Using Bayesian analysis of 307 Vietnamese folktales, the study finds: (1) Lying and violence generally predict negative outcomes; (2) Interactions with religious values alter these effects—Confucianism is associated with favorable outcomes for liars, and Buddhism with favorable outcomes for violent actors; (3) In some parameter ranges, interactions with any of the Three Teachings can yield positive endings.
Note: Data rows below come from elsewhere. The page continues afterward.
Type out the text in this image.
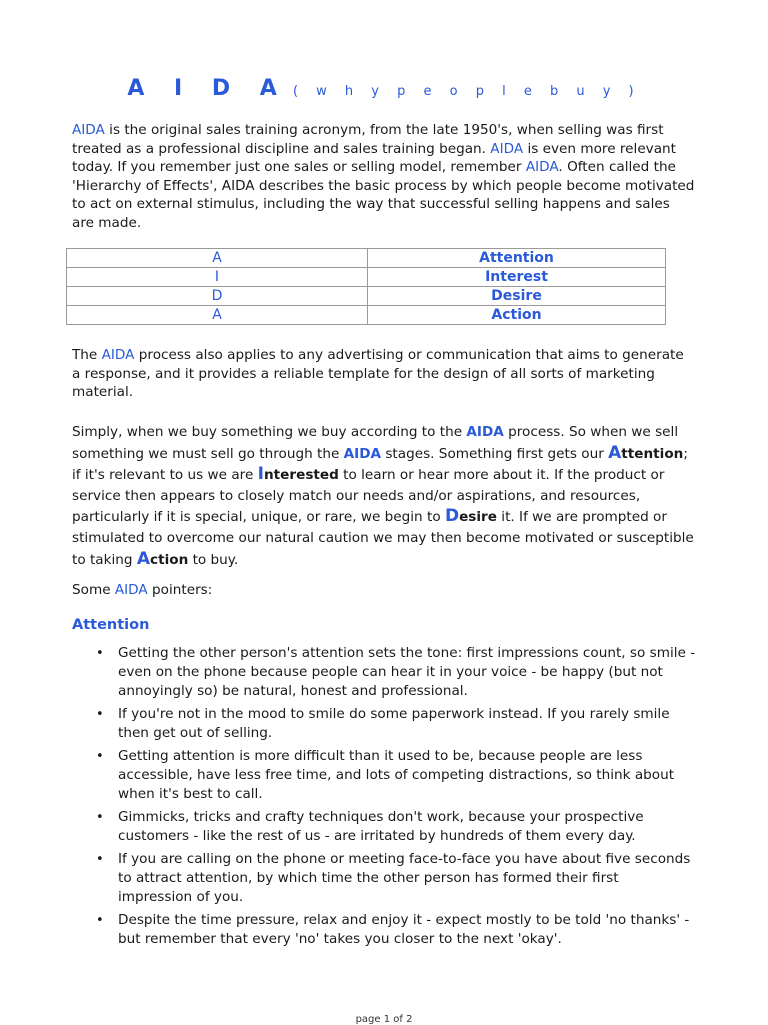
A I D A ( w h y p e o p l e b u y )

AIDA is the original sales training acronym, from the late 1950's, when selling was first treated as a professional discipline and sales training began. AIDA is even more relevant today. If you remember just one sales or selling model, remember AIDA. Often called the 'Hierarchy of Effects', AIDA describes the basic process by which people become motivated to act on external stimulus, including the way that successful selling happens and sales are made.

A	Attention
I	Interest
D	Desire
A	Action

The AIDA process also applies to any advertising or communication that aims to generate a response, and it provides a reliable template for the design of all sorts of marketing material.

Simply, when we buy something we buy according to the AIDA process. So when we sell something we must sell go through the AIDA stages. Something first gets our Attention; if it's relevant to us we are Interested to learn or hear more about it. If the product or service then appears to closely match our needs and/or aspirations, and resources, particularly if it is special, unique, or rare, we begin to Desire it. If we are prompted or stimulated to overcome our natural caution we may then become motivated or susceptible to taking Action to buy.

Some AIDA pointers:

Attention
• Getting the other person's attention sets the tone: first impressions count, so smile - even on the phone because people can hear it in your voice - be happy (but not annoyingly so) be natural, honest and professional.
• If you're not in the mood to smile do some paperwork instead. If you rarely smile then get out of selling.
• Getting attention is more difficult than it used to be, because people are less accessible, have less free time, and lots of competing distractions, so think about when it's best to call.
• Gimmicks, tricks and crafty techniques don't work, because your prospective customers - like the rest of us - are irritated by hundreds of them every day.
• If you are calling on the phone or meeting face-to-face you have about five seconds to attract attention, by which time the other person has formed their first impression of you.
• Despite the time pressure, relax and enjoy it - expect mostly to be told 'no thanks' - but remember that every 'no' takes you closer to the next 'okay'.
page 1 of 2
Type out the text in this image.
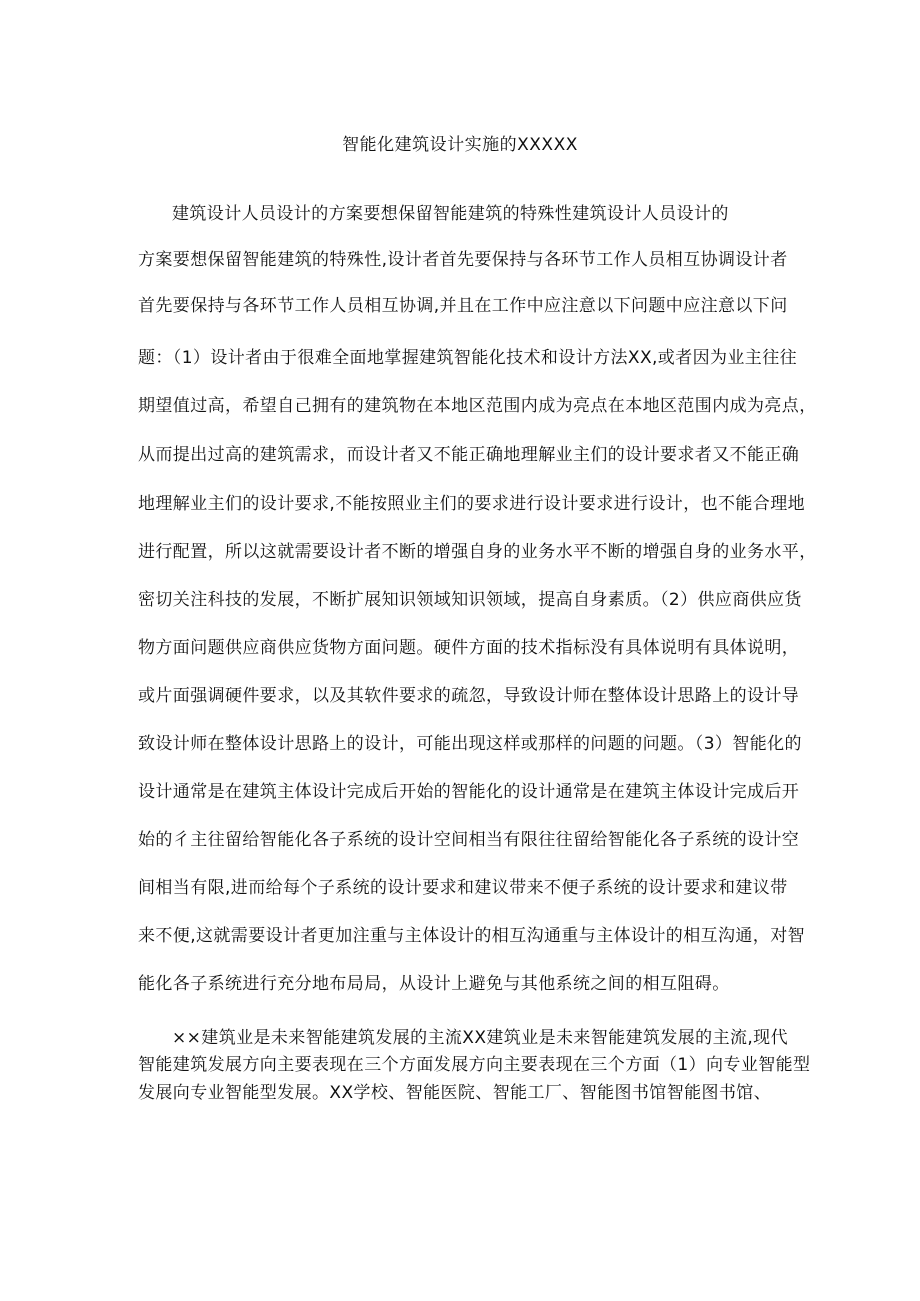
智能化建筑设计实施的XXXXX
建筑设计人员设计的方案要想保留智能建筑的特殊性建筑设计人员设计的
方案要想保留智能建筑的特殊性,设计者首先要保持与各环节工作人员相互协调设计者
首先要保持与各环节工作人员相互协调,并且在工作中应注意以下问题中应注意以下问
题：（1）设计者由于很难全面地掌握建筑智能化技术和设计方法XX,或者因为业主往往
期望值过高，希望自己拥有的建筑物在本地区范围内成为亮点在本地区范围内成为亮点，
从而提出过高的建筑需求，而设计者又不能正确地理解业主们的设计要求者又不能正确
地理解业主们的设计要求,不能按照业主们的要求进行设计要求进行设计，也不能合理地
进行配置，所以这就需要设计者不断的增强自身的业务水平不断的增强自身的业务水平，
密切关注科技的发展，不断扩展知识领域知识领域，提高自身素质。（2）供应商供应货
物方面问题供应商供应货物方面问题。硬件方面的技术指标没有具体说明有具体说明，
或片面强调硬件要求，以及其软件要求的疏忽，导致设计师在整体设计思路上的设计导
致设计师在整体设计思路上的设计，可能出现这样或那样的问题的问题。（3）智能化的
设计通常是在建筑主体设计完成后开始的智能化的设计通常是在建筑主体设计完成后开
始的彳主往留给智能化各子系统的设计空间相当有限往往留给智能化各子系统的设计空
间相当有限,进而给每个子系统的设计要求和建议带来不便子系统的设计要求和建议带
来不便,这就需要设计者更加注重与主体设计的相互沟通重与主体设计的相互沟通，对智
能化各子系统进行充分地布局局，从设计上避免与其他系统之间的相互阻碍。
××建筑业是未来智能建筑发展的主流XX建筑业是未来智能建筑发展的主流,现代
智能建筑发展方向主要表现在三个方面发展方向主要表现在三个方面（1）向专业智能型
发展向专业智能型发展。XX学校、智能医院、智能工厂、智能图书馆智能图书馆、
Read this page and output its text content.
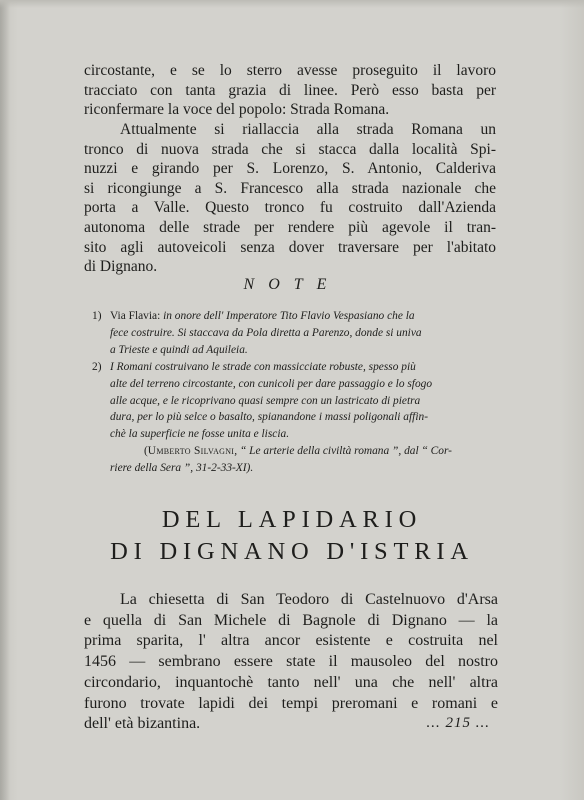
circostante, e se lo sterro avesse proseguito il lavoro
tracciato con tanta grazia di linee. Però esso basta per
riconfermare la voce del popolo: Strada Romana.
Attualmente si riallaccia alla strada Romana un
tronco di nuova strada che si stacca dalla località Spi-
nuzzi e girando per S. Lorenzo, S. Antonio, Calderiva
si ricongiunge a S. Francesco alla strada nazionale che
porta a Valle. Questo tronco fu costruito dall'Azienda
autonoma delle strade per rendere più agevole il tran-
sito agli autoveicoli senza dover traversare per l'abitato
di Dignano.
NOTE
1) Via Flavia: in onore dell' Imperatore Tito Flavio Vespasiano che la
fece costruire. Si staccava da Pola diretta a Parenzo, donde si univa
a Trieste e quindi ad Aquileia.
2) I Romani costruivano le strade con massicciate robuste, spesso più
alte del terreno circostante, con cunicoli per dare passaggio e lo sfogo
alle acque, e le ricoprivano quasi sempre con un lastricato di pietra
dura, per lo più selce o basalto, spianandone i massi poligonali affin-
chè la superficie ne fosse unita e liscia.
(Umberto Silvagni, “ Le arterie della civiltà romana ”, dal “ Cor-
riere della Sera ”, 31-2-33-XI).
DEL LAPIDARIO
DI DIGNANO D'ISTRIA
La chiesetta di San Teodoro di Castelnuovo d'Arsa
e quella di San Michele di Bagnole di Dignano — la
prima sparita, l' altra ancor esistente e costruita nel
1456 — sembrano essere state il mausoleo del nostro
circondario, inquantochè tanto nell' una che nell' altra
furono trovate lapidi dei tempi preromani e romani e
dell' età bizantina.	... 215 ...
These results illuminate how folklore, as a cultural transmitter, can encode contradictory moral signals, potentially endorsing outcomes where deviant means are justified by valued ends. Future research should: expand datasets across cultures and regions; refine coding schemes (e.g., disaggregating violence types); and integrate additional social-context variables to probe mechanisms behind value–behavior interactions.

Limitations
  • Generalizability: Data are limited to Vietnamese folktales; cross-cultural replication is needed.
  • Coding granularity: Behavioral categories (e.g., violence) could be further decomposed (murder, assault, etc.).
  • Model complexity and overfitting: The Primary Model risks overfitting due to many parameters, as indicated by lower model weights and some non-ideal Pareto k values.
  • Folklore representation: Oral traditions may reflect lay interpretations of teachings rather than doctrinal ideals.